In kindergarten, children are prepared for interactive whole-class teaching by lots of circle work - forming a circle and passing messages between each other or writing shapes on each other’s backs.

The schools are small and most children can walk or cycle to and from school and go home at lunchtime. In primary school they will have one teacher for three years at a time. In lower secondary they may be taught for three years by one teacher who takes them for arts subjects and another for maths and science. Staff said this enabled them to get to know their children well and assess whether they were keeping up with their classmates. Parents are able to phone their child’s teacher at home to discuss their progress.

Attention is paid to presentation and they are taught to write neatly. But most of the MPs, after glancing at primary school workbooks, felt there was a lack of creativity. In one class, the children could all recite a poem and many were able to sing a song in English to their visitors, but when a teacher was asked if they wrote their own poems, she seemed surprised at the suggestion.

The MPs were also amazed at the lack of computers in primary schools. One teacher said they all had PCs at home and another said they needed to learn other things before moving to computers. But to British eyes it was distinctly odd.

Generally, in the German-speaking cantons there are no headteachers. The classroom teacher has great autonomy. The administration is carried out by the school board and the canton provides curricular material. The teachers are fiercely proud of this autonomy - but things may soon change.

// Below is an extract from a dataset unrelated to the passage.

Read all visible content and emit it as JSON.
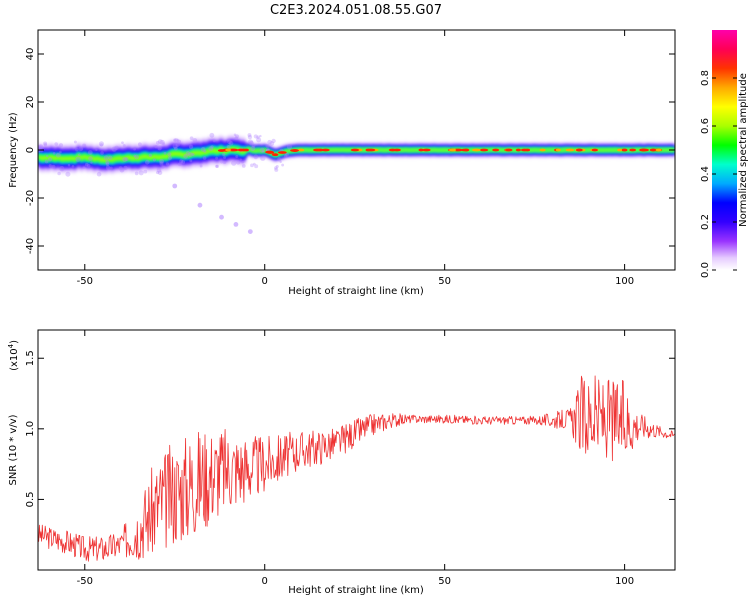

Switzerland is beginning to experience unemployment, albeit only 5 per cent. This has not only had a knock-on effect on the apprentice system, vital to vocational education, but it has also shaken the nation’s complacency.

In Zurich, the canton’s education minister, Ernst Buschor, sees an education system that may have been successful in the past but which now lacks dynamism and ability to change. He wants to introduce headteachers and has started a pilot scheme. One reason is financial. He sees headteachers, together with a form of local management of schools, as a way of saving money, not least by cutting back on education officials.

Teachers do elect a lead teacher - but he or she is a first among equals and usually acts as chairman of school meetings and opens the post. Mr Buschor does not have voting for heads in mind.

Nick St Aubyn, MP for Guildford, sympathised with Mr Buschor’s plight. “The role of the head would be to be the agent of change and it could precipitate an avalanche of changes. There is an inertia in the system, an innate conservatism that is not flexible enough to cope with the changes Switzerland may need to compete in the future.”

One consequence of introducing heads will be an increase in class size. Valerie Davey, MP for Bristol West, said: “On reflection, it was seeing the effect of having small classes that most interested me. Whole-class interactive teaching could work and children’s needs be met. That’s the message that I will be left with.”

TEACHING THE YOUNG GNOMES OF ZURICH CANTON

* Kindergarten:four to six-year-olds. Publicly provided, but not compulsory, with 99 per cent of children attending the year before primary school. Average length of attendance is1.8 years.

* primary: seven to 12-year-olds.

* lower secondary from age 13: divided into three streams in classes on the same site. 11 per cent of13-year-olds attend gymnasiums (grammars) * upper secondary from around 16: post-compulsory education. Children can take academic or vocational paths, often linked to an apprentice scheme.